HIgher Education Council Ecuador

Agency overview
- Formed: October 12, 2010
- Preceding agency: CONESUP;
- Jurisdiction: Ecuadorian Government
- Headquarters: Quito
- Ministers responsible: Pablo Beltran;
- Parent agency: SENESCYT
- Child agencies: Centro de Estudios de Educación Superior; Clúster Académico Productivo del Ecuador ;

= Council for Higher Education of Ecuador =

Autonomous entity of the Ecuadorian Government

The Consejo de Educación Superior (Higher Education Council; CES) is an autonomous entity of the Ecuadorian Government, with public legal status and independent juridical personality, de derecho público, con personería jurídica. Its function is to be the planning, regulating, and coordinating body of the National System of Higher Education of the Republic of Ecuador. The entity is based in the city of Quito.
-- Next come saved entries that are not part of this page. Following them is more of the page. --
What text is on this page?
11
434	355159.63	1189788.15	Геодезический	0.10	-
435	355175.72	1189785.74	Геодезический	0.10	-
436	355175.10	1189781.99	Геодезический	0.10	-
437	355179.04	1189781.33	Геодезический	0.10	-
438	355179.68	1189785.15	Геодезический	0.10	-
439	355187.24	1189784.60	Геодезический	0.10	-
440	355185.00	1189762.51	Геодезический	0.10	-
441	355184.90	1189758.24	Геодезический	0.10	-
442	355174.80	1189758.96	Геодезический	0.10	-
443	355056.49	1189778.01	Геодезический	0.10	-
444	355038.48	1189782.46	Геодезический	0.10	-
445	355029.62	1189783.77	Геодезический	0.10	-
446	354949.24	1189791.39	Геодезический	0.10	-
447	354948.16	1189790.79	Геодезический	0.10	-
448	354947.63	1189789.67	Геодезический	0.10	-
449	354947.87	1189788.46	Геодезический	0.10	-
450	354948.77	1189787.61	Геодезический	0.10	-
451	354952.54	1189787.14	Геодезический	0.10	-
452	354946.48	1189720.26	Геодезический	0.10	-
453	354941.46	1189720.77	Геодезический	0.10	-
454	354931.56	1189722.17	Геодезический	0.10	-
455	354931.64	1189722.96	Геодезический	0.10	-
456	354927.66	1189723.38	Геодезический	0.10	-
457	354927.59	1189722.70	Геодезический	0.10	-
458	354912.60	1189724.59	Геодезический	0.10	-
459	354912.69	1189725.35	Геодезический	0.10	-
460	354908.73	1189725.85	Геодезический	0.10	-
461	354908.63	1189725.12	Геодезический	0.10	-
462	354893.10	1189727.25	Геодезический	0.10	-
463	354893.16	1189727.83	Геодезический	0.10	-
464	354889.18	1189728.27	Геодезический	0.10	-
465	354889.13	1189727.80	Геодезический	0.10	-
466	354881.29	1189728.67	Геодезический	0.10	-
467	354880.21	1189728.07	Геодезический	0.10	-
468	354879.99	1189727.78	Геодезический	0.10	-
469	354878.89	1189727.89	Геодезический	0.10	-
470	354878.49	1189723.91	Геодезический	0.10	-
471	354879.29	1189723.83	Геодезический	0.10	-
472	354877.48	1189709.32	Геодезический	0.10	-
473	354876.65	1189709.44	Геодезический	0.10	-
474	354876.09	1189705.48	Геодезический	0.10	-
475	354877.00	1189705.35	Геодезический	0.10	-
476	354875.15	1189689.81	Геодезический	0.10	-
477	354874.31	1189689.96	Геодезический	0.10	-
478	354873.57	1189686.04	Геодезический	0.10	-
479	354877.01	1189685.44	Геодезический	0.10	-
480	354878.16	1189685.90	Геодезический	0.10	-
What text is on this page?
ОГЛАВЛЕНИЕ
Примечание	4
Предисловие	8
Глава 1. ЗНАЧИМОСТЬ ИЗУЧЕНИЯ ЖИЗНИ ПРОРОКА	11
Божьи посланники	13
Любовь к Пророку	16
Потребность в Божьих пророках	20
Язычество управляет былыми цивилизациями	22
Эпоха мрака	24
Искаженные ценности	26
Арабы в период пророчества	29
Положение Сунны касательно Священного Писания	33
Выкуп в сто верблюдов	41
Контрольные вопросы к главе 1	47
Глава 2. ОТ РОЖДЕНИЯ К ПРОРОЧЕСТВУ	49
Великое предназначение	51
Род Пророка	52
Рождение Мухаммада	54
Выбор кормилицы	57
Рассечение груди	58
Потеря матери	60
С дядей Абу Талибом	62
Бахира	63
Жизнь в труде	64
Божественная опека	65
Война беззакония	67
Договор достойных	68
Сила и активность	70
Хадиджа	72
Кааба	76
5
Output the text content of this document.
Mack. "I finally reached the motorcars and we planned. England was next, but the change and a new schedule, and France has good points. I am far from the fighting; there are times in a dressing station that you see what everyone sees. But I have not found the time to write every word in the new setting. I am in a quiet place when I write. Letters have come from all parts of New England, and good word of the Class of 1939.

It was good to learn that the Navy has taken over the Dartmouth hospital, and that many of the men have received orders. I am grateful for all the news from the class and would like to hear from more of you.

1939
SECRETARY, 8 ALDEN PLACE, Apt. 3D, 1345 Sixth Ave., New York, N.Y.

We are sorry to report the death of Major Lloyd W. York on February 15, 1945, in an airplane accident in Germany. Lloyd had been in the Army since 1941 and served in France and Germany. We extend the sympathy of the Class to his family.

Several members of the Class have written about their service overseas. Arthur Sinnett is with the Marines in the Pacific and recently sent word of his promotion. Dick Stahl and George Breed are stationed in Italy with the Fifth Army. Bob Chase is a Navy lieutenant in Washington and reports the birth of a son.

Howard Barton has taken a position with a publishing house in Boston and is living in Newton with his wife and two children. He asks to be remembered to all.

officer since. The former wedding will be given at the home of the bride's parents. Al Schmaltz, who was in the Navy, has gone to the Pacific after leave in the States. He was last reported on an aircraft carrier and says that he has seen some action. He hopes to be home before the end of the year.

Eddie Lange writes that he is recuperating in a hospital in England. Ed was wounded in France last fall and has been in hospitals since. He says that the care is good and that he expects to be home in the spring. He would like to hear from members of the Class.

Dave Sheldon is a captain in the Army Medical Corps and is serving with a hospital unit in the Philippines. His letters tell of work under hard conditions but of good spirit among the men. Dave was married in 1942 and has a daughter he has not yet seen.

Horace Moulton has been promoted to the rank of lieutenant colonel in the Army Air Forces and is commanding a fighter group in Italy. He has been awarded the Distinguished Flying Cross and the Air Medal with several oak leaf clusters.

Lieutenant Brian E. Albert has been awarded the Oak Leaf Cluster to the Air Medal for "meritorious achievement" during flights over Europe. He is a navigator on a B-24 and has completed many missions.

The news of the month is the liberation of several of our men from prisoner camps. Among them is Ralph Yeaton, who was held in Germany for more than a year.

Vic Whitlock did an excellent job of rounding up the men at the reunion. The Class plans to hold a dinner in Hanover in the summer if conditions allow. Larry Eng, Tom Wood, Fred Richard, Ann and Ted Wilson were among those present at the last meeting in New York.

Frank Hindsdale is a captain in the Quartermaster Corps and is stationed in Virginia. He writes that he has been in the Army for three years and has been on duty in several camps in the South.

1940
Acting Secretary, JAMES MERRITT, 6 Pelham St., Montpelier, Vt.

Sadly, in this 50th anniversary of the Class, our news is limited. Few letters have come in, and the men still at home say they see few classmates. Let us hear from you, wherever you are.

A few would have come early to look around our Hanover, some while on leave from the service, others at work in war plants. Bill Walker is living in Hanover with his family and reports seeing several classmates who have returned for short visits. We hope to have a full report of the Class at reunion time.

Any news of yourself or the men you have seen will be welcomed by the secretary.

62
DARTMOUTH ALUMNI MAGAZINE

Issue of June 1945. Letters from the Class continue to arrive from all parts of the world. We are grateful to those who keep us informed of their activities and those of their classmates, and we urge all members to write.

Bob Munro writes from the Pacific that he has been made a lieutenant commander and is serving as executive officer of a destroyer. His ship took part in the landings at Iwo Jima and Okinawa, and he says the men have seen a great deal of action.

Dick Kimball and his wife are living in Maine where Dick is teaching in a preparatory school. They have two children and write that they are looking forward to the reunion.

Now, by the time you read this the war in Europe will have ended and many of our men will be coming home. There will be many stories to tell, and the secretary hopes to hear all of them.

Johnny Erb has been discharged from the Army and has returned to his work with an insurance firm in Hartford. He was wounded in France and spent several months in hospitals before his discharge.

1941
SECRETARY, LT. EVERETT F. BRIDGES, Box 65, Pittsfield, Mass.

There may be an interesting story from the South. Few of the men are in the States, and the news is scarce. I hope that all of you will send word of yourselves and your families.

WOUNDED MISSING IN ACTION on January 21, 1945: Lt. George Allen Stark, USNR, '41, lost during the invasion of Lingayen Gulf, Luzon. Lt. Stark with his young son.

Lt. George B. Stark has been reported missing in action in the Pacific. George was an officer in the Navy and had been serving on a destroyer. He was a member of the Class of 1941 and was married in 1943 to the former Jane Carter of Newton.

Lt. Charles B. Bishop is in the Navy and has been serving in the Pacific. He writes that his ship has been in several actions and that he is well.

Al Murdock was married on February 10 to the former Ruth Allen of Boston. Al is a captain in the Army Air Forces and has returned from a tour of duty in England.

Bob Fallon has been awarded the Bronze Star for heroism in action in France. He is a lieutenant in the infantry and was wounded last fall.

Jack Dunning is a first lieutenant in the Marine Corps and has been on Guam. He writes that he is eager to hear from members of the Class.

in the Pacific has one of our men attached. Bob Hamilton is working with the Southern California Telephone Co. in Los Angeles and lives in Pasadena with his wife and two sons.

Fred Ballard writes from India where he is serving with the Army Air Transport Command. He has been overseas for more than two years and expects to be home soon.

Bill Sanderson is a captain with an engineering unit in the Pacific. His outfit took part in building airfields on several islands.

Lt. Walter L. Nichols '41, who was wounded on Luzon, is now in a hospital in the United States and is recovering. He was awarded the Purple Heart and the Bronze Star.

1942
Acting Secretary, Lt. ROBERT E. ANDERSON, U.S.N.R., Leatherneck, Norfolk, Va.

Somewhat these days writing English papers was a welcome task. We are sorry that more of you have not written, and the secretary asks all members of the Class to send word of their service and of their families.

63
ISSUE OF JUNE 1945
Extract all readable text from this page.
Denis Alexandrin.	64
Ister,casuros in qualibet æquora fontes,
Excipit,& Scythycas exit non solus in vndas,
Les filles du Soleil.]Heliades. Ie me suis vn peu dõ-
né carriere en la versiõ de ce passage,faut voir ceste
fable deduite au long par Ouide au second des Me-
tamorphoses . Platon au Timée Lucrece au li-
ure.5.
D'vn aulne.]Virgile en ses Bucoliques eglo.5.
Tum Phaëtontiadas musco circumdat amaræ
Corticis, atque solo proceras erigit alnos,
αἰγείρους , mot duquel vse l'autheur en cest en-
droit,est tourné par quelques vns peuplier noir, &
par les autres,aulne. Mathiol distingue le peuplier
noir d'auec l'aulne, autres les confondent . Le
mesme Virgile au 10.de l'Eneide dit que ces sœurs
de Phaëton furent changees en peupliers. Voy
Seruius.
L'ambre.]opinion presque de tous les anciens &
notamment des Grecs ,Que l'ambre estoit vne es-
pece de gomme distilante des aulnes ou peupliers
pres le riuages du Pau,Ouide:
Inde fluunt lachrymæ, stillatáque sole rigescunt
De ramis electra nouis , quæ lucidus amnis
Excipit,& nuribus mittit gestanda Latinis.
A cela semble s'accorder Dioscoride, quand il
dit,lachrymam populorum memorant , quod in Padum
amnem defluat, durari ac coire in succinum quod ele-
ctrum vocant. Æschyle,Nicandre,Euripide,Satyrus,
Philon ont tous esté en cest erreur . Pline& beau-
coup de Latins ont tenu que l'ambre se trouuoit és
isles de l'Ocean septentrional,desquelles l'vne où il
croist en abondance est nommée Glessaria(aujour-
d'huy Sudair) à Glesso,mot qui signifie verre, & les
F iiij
The CES's mission is to plan, regulate, and coordinate the Higher Education System, and the relationship between its different actors with the Executive Function and Ecuadorian society, to ensure quality higher education that contributes to the country's growth.

== Services ==

Among its main objectives are to consolidate the Higher Education System, strengthen efficiency in issuing and reforming the necessary regulations for the exercise of responsible autonomy of Higher Education Institutions, and enhance institutional capacities.

Its services include the legalization of signatures on university documents, as a requirement requested by international institutions, and individuals moving abroad. Approval of degrees proposed by institutions of higher education; required to practice a profession, join a professional association. This applies to higher technical, undergraduate, and graduate degrees for both Ecuadorian and foreign professionals. Additionally, it will issue a report on projects from new universities to the National Assembly, which will pass the law for the creation of said institutions.